If anyone can see both the energy and the interference pattern then they could tell them apart. It seems that most people can't.
But there you have a case where information is destroyed because it is indistinguishable.
comment by RichardS · 2010-09-16T14:26:57.478Z · LW(p) · GW(p)
This article has left me confused. I don't see how this notion of phase relates back to a locally-evolving amplitude distribution over a space of configurations, if those configurations are merely the locations of some indistinguishable lumps in a field. How do these phases become manifest in the configuration space? It seems like there must be more to the configuration space than just a set of locations for each type of "particle", but previous articles have claimed otherwise.
Replies from: Klao, Luke_A_Somers↑ comment by Klao · 2011-09-15T21:20:59.760Z · LW(p) · GW(p)
This left me totally confused too.
But then, I realized that there is a property of photons that can help with this confusion here: spin. So, the configuration space is not a "a photon here and a photon there...", but a "a photon with a +1 spin here, a photon with -1 spin there..." And then this phase thing arises from the values of the amplitude distribution for the configurations with photons of opposite spins. This makes the math quite a bit easier too.
I might be completely mistaken about this, though.
↑ comment by Luke_A_Somers · 2012-04-23T14:32:06.989Z · LW(p) · GW(p)
The configuration space is a field where there's a number at each place. This number is a complex number.
Does that help?
comment by Maelin · 2011-07-01T04:33:30.539Z · LW(p) · GW(p)
So I was following this post all the way through, right up until I got to this part:
There are ways to use a polarizer to split a beam into two components, rather than absorbing a component and transmitting a component.
It isn't explained what actually occurs here and I've been unable to decypher the following paragraphs as a result. Could this be clarified, please?
Replies from: None↑ comment by [deleted] · 2011-07-01T04:36:37.557Z · LW(p) · GW(p)
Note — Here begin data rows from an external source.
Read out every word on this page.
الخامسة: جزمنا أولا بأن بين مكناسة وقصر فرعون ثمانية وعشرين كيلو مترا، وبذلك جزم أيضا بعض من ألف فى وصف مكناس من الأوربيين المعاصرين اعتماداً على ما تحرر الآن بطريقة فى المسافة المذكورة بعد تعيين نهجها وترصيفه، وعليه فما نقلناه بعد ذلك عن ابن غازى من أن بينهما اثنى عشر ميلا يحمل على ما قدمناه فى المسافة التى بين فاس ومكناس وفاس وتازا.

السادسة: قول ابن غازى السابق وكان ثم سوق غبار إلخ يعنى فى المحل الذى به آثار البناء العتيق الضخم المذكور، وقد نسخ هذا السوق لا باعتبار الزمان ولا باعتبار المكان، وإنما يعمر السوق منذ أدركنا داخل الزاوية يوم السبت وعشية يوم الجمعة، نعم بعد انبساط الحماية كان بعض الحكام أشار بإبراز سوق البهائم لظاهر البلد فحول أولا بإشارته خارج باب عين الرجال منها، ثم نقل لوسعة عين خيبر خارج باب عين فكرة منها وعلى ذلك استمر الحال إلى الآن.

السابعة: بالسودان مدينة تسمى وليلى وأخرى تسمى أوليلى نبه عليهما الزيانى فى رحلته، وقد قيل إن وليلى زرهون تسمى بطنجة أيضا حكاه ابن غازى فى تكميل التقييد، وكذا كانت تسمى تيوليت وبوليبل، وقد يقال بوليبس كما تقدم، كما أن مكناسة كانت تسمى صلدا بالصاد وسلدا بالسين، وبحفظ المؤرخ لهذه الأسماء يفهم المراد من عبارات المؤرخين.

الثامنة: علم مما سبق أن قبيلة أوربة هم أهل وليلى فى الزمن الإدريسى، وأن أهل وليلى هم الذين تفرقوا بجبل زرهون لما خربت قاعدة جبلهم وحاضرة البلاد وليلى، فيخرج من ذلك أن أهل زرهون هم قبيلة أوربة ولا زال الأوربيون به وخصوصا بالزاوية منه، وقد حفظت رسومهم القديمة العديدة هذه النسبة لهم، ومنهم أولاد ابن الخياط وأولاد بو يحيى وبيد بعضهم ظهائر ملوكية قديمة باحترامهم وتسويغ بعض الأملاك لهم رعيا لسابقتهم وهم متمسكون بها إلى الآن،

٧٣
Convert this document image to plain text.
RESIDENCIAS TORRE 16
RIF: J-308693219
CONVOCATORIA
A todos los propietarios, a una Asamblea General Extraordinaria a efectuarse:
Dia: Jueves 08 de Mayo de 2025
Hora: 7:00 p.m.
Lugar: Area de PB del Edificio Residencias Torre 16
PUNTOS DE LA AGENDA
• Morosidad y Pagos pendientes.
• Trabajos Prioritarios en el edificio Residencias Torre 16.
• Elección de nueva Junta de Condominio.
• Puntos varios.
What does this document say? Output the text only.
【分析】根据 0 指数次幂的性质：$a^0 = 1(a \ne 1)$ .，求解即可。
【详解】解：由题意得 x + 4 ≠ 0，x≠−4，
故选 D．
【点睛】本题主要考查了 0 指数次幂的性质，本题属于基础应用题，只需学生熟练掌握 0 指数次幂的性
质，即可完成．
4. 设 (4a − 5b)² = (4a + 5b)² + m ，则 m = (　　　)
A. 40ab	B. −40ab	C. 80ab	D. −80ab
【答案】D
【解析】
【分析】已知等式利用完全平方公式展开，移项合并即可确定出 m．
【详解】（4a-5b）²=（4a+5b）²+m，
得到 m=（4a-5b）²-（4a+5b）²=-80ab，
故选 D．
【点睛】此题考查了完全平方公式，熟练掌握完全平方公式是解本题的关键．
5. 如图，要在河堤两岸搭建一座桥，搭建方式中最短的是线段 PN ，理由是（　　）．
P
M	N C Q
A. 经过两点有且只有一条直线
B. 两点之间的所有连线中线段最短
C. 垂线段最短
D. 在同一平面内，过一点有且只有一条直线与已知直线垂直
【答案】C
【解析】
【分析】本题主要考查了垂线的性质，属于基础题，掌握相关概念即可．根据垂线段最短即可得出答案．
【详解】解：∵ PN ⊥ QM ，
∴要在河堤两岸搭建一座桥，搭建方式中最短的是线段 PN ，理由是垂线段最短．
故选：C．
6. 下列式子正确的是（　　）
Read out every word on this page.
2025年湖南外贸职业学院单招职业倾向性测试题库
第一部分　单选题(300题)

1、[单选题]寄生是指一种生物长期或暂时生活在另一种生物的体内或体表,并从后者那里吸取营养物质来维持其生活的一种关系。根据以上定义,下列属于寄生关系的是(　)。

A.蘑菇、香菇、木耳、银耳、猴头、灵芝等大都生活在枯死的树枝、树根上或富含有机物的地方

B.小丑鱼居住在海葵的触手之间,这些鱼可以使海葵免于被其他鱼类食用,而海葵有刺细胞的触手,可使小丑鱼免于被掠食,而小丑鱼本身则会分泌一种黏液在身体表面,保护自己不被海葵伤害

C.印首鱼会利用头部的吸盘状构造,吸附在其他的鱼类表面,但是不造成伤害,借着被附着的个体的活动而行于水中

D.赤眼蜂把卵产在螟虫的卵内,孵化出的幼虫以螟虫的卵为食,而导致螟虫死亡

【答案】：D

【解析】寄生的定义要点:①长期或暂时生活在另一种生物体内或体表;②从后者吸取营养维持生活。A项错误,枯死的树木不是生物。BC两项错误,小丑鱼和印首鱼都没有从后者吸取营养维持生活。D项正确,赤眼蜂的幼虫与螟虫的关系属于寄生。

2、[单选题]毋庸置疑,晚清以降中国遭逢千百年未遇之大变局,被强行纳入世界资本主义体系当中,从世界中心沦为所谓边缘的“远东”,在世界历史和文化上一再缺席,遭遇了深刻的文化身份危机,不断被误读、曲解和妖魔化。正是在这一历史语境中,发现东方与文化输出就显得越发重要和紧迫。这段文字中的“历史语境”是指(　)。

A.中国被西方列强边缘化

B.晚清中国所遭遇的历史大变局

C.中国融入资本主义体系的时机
Combine a beam splitter with two polarizing filters.
EDIT: I read the relevant paragraph, and what I described above probably doesn't work. However, not all is lost: there is a device that more precisely does what Eliezer says: Beam-splitting polarizers.
comment by sriku · 2011-07-20T11:32:52.903Z · LW(p) · GW(p)
"All right," you say, "that just seems weird." You pause. "So it's probably something quantum."
Indeed it is.
Don't oriented oscillating E,B fields explain this adequately at the macroscopic level? If you orient a polarizer at an angle theta to the orientation of the E field of the electromagnetic wave (i.e. light), the field gets projected as Ecos(theta) (the component perpendicular to the polarizer gets absorbed) and so the intensity goes as E^2cos^2(theta). That obeys the same mathematics without invoking the quantum magic wand.
Replies from: Klao↑ comment by Klao · 2011-09-15T21:08:51.270Z · LW(p) · GW(p)
Yep, Maxwell equations do produce the same results. The fun quantum thing is that this also happens with individual photons.
Replies from: Decius↑ comment by Decius · 2013-11-03T13:26:40.393Z · LW(p) · GW(p)
What about if one path length is longer than the other, by either more than one light-beam length, or, in the case of an individual photon, more than one light-photon length? I'm assuming that matching two different paths to that level of precision is improbable even intentionally.
Can a beam of light or a single photon interact with itself non-locally? What if the alternate path has a different detector intermittently intercepting it?